INSTALLATIONS

WHAT TO EXPECT

The installations will be a collection of physical prototypes, photography, film and sound that aims to promote the visibility of black people in tech.

  • Let This Be A Warning (VR Film)

    A group of Africans have left the Earth to create a colony on a distant planet. They respond with disquiet to the arrival of an uninvited guest. Let This Be A Warning was a response to the idea of 'black worlds', and how accessible they have always been to outsides parties both in fiction and reality.

    Credits: Jim Chuchu is a visual artist, filmmaker and musician from Nairobi, Kenya. He is also the co-founder and Creative Director at the NEST, a multidisciplinary art space in Nairobi.

    Let This Be A Warning (VR Film)
  • The Black Techies Project

    The Black Techies is an interactive photography and interview project that focuses exclusively on black people in tech, in all their varied identities, but also as a specifically underrepresented group in technical roles within the industry. It presents an opportunity for a variety of conversations - on one side, the importance of representation, that you ‘Can’t be what you can’t see’ whilst on the flip side, black techies who might be isolated in their places of work, or their careers can see others like themselves. The Black Techies Project was inspired by Helena Price's Techies Project.

    Credits: The project was commissioned by Afrotech Fest and delivered by Hayley Reid, a film-maker and oral historian, and Roxene Anderson, a photographer.

    The Black Techies Project
  • The Library of Missing Datasets

    Missing Datasets are blank spots in otherwise data-saturated spaces. The Library of Missing Datasets (2016) is an ongoing physical repository of these things that have been excluded in a society where so much else is collected.

    Credits: Mimi Onuoha is a Brooklyn-based artist and researcher whose work explores missing data and the ways in which people are abstracted, represented, and classified.

    The Library of Missing Datasets
  • CBT: Pull Requests

    CBT: Pull Requests is a performance-installation combining the practices of coding and braiding; an experiment in digital activism and critical aesthetics. In this networked-salon, each strand of hair that is woven and unwoven; signals information passing, the encryption and decryption of private messaging. Inspired by cryptology, biometrics, feedback loops and the possibilities of cybernetic resistance.

    Credits: Isaac Kariuki is a visual artist and writer working between London and Nairobi. His work centres on the body, internet culture, autonomy and identity.

    Tamar Clarke-Brown is a London based freelance curator, critic and creator. Her interdisciplinary practice is focused on experimental futurisms, digital culture, representation and the black diaspora.

    CBT: Pull Requests
  • They thought it was nothing...

    they thought it was nothing when really it meant everything and other forms of exclusionary practices, is an exploration of thought and conversation, centred around subtleties of marginalization, black endangerment and the underrepresentation of minorities within the tech space and the more broader digital omniverse.

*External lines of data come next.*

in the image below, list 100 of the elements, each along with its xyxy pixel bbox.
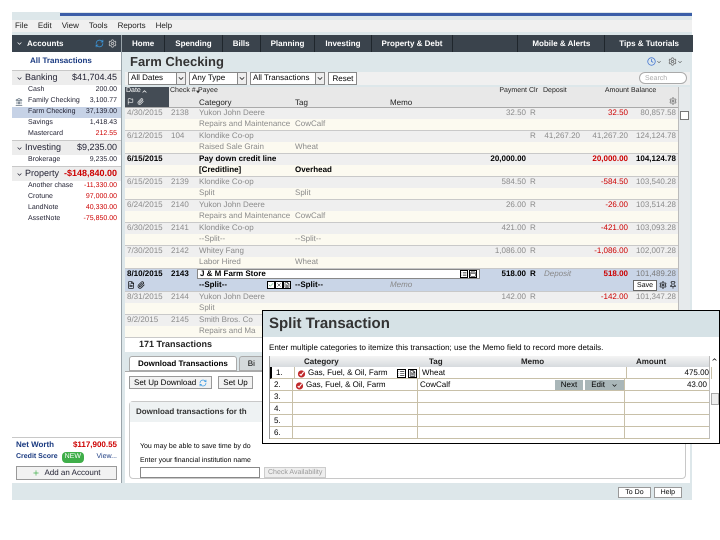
document-icon[interactable] [283, 281, 291, 290]
action-button[interactable]: Next [554, 380, 584, 390]
table-cell: 101,489.28 [636, 268, 676, 280]
filter-dropdown[interactable]: All Dates [128, 72, 186, 85]
caret-icon[interactable] [16, 170, 23, 178]
menu-item[interactable]: View [62, 20, 79, 32]
group-total: $41,704.45 [72, 71, 117, 84]
setup-button[interactable]: Set Up [218, 376, 253, 389]
nav-tab[interactable]: Mobile & Alerts [517, 35, 604, 52]
list-icon[interactable] [460, 270, 468, 278]
table-cell: 2143 [171, 268, 189, 280]
net-worth-label: Net Worth [16, 438, 56, 450]
split-row[interactable]: 3. [270, 391, 709, 403]
settings-icon[interactable] [659, 281, 667, 290]
scroll-up-icon[interactable] [711, 356, 718, 363]
pin-icon[interactable] [669, 281, 677, 290]
split-row[interactable]: 4. [270, 403, 709, 415]
table-cell: Repairs and Maintenance [199, 210, 290, 222]
table-cell: Gas, Fuel, & Oil, Farm [308, 367, 388, 379]
transaction-count: 171 Transactions [139, 338, 212, 352]
transaction-row[interactable]: 6/24/2015 2140 Yukon John Deere 26.00 R -26.00 103,514.28 Repairs and Maintenance CowCalf [125, 200, 678, 223]
nav-tab[interactable]: Property & Debt [372, 35, 454, 52]
net-worth-value: $117,900.55 [72, 438, 117, 450]
nav-tab[interactable]: Tips & Tutorials [604, 35, 693, 52]
table-cell: 41,267.20 [592, 130, 628, 142]
document-icon[interactable] [408, 368, 417, 378]
row-number: 1. [275, 367, 284, 379]
nav-tab[interactable]: Planning [260, 35, 316, 52]
menu-item[interactable]: Help [156, 20, 172, 32]
add-account-button[interactable]: Add an Account [16, 466, 117, 480]
nav-tab[interactable]: Home [122, 35, 166, 52]
table-cell: 6/12/2015 [127, 130, 163, 142]
pencil-check-icon [297, 368, 306, 378]
flag-icon[interactable] [127, 98, 134, 106]
transaction-row[interactable]: 6/30/2015 2141 Klondike Co-op 421.00 R -421.00 103,093.28 --Split-- --Split-- [125, 222, 678, 246]
table-cell: 26.00 [506, 199, 526, 212]
scrollbar[interactable] [709, 356, 719, 439]
table-cell: 2145 [171, 314, 189, 326]
scroll-thumb[interactable] [710, 393, 718, 405]
split-row[interactable]: 6. [270, 427, 709, 439]
group-name[interactable]: Banking [25, 71, 70, 85]
table-cell: R [530, 199, 536, 212]
check-icon[interactable] [267, 281, 275, 290]
caret-icon[interactable] [16, 144, 23, 152]
calendar-icon[interactable] [469, 270, 477, 278]
transaction-row[interactable]: 6/15/2015 Pay down credit line 20,000.00 20,000.00 104,124.78 [Creditline] Overhead [125, 154, 678, 177]
table-cell: 102,007.28 [636, 245, 676, 258]
split-row[interactable]: 5. [270, 415, 709, 427]
reset-button[interactable]: Reset [328, 72, 358, 85]
transaction-row[interactable]: 6/15/2015 2139 Klondike Co-op 584.50 R -584.50 103,540.28 Split Split [125, 176, 678, 200]
document-icon[interactable] [127, 281, 135, 290]
table-cell: 584.50 [502, 176, 526, 188]
refresh-icon [199, 378, 208, 386]
paperclip-icon[interactable] [137, 281, 145, 290]
table-cell: Klondike Co-op [199, 130, 254, 142]
column-header[interactable]: Category [197, 96, 293, 107]
payee-field[interactable]: J & M Farm Store [197, 269, 480, 280]
table-cell: 104 [171, 130, 184, 142]
filter-dropdown[interactable]: All Transactions [250, 72, 326, 85]
transaction-row[interactable]: 4/30/2015 2138 Yukon John Deere 32.50 R 32.50 80,857.58 Repairs and Maintenance CowCalf [125, 108, 678, 131]
institution-name-field[interactable] [140, 467, 260, 478]
transaction-row[interactable]: 7/30/2015 2142 Whitey Fang 1,086.00 R -1,086.00 102,007.28 Labor Hired Wheat [125, 246, 678, 269]
menu-item[interactable]: Tools [88, 20, 108, 32]
all-transactions-link[interactable]: All Transactions [12, 52, 121, 70]
nav-tab[interactable]: Bills [222, 35, 261, 52]
table-cell[interactable]: --Split-- [199, 279, 267, 292]
clock-icon[interactable] [647, 57, 656, 66]
caret-icon[interactable] [16, 74, 23, 82]
close-icon[interactable] [275, 281, 283, 290]
table-cell: 7/30/2015 [127, 245, 163, 258]
menu-item[interactable]: Reports [118, 20, 146, 32]
table-cell: -584.50 [600, 176, 628, 188]
group-name[interactable]: Property [25, 167, 62, 181]
menu-item[interactable]: File [15, 20, 28, 32]
nav-tab[interactable]: Spending [165, 35, 223, 52]
nav-tab[interactable]: Investing [315, 35, 372, 52]
menu-item[interactable]: Edit [38, 20, 52, 32]
tab[interactable]: Bi [238, 356, 264, 371]
scroll-button[interactable] [680, 110, 689, 120]
group-name[interactable]: Investing [25, 141, 75, 155]
group-total: -$148,840.00 [64, 167, 117, 180]
refresh-icon[interactable] [95, 39, 104, 48]
column-header[interactable]: Memo [388, 96, 480, 107]
table-cell: 32.50 [608, 107, 628, 120]
filter-dropdown[interactable]: Any Type [189, 72, 247, 85]
dialog-title: Split Transaction [269, 314, 390, 334]
table-cell: Split [199, 302, 215, 314]
setup-button[interactable]: Set Up Download [129, 376, 212, 389]
table-cell: -142.00 [600, 291, 628, 304]
table-cell: 9/2/2015 [127, 314, 158, 326]
table-cell: Yukon John Deere [199, 291, 265, 304]
list-icon[interactable] [397, 368, 406, 378]
tab[interactable]: Download Transactions [129, 356, 237, 371]
split-row[interactable]: 2. Gas, Fuel, & Oil, Farm CowCalf Next Edit 43.00 [270, 379, 709, 391]
caret-icon[interactable] [16, 40, 23, 47]
action-button[interactable]: Edit [585, 380, 624, 390]
table-cell: 2140 [171, 199, 189, 212]
split-row[interactable]: 1. Gas, Fuel, & Oil, Farm Wheat 475.00 [270, 367, 709, 379]
column-header[interactable]: Tag [293, 96, 388, 107]
table-cell: -1,086.00 [594, 245, 628, 258]
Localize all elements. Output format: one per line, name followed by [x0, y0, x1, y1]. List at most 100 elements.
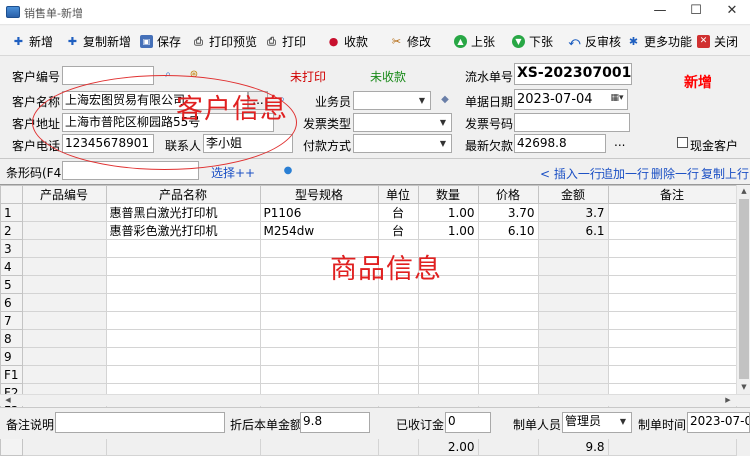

    manifestations of space queering, collective affirmation, and tools for self-care; we lay not in the shadows of broken

    Credits: In searching for the connectors of cause, meaning and sense of resolve, Brooklyn J’s work fundamentally speaks to the tragic vulnerability of romance. He explores these themes of an existential nature, plagued by fragility, through video vignettes, digital observations, and photographic interrogations.

    They thought it was nothing...
  • Hair Nah

    Hair Nah is a web based travel game about a black woman who is tired of people touching her hair.

    Credits: Momo Pixel is an Art Director, Pixel Designer, Singer, and Game Designer. Starting her career as a copywriter, Momo wrote commercials for Nintendo and later went on to create Momoland, an annual interactive pixel-art experience.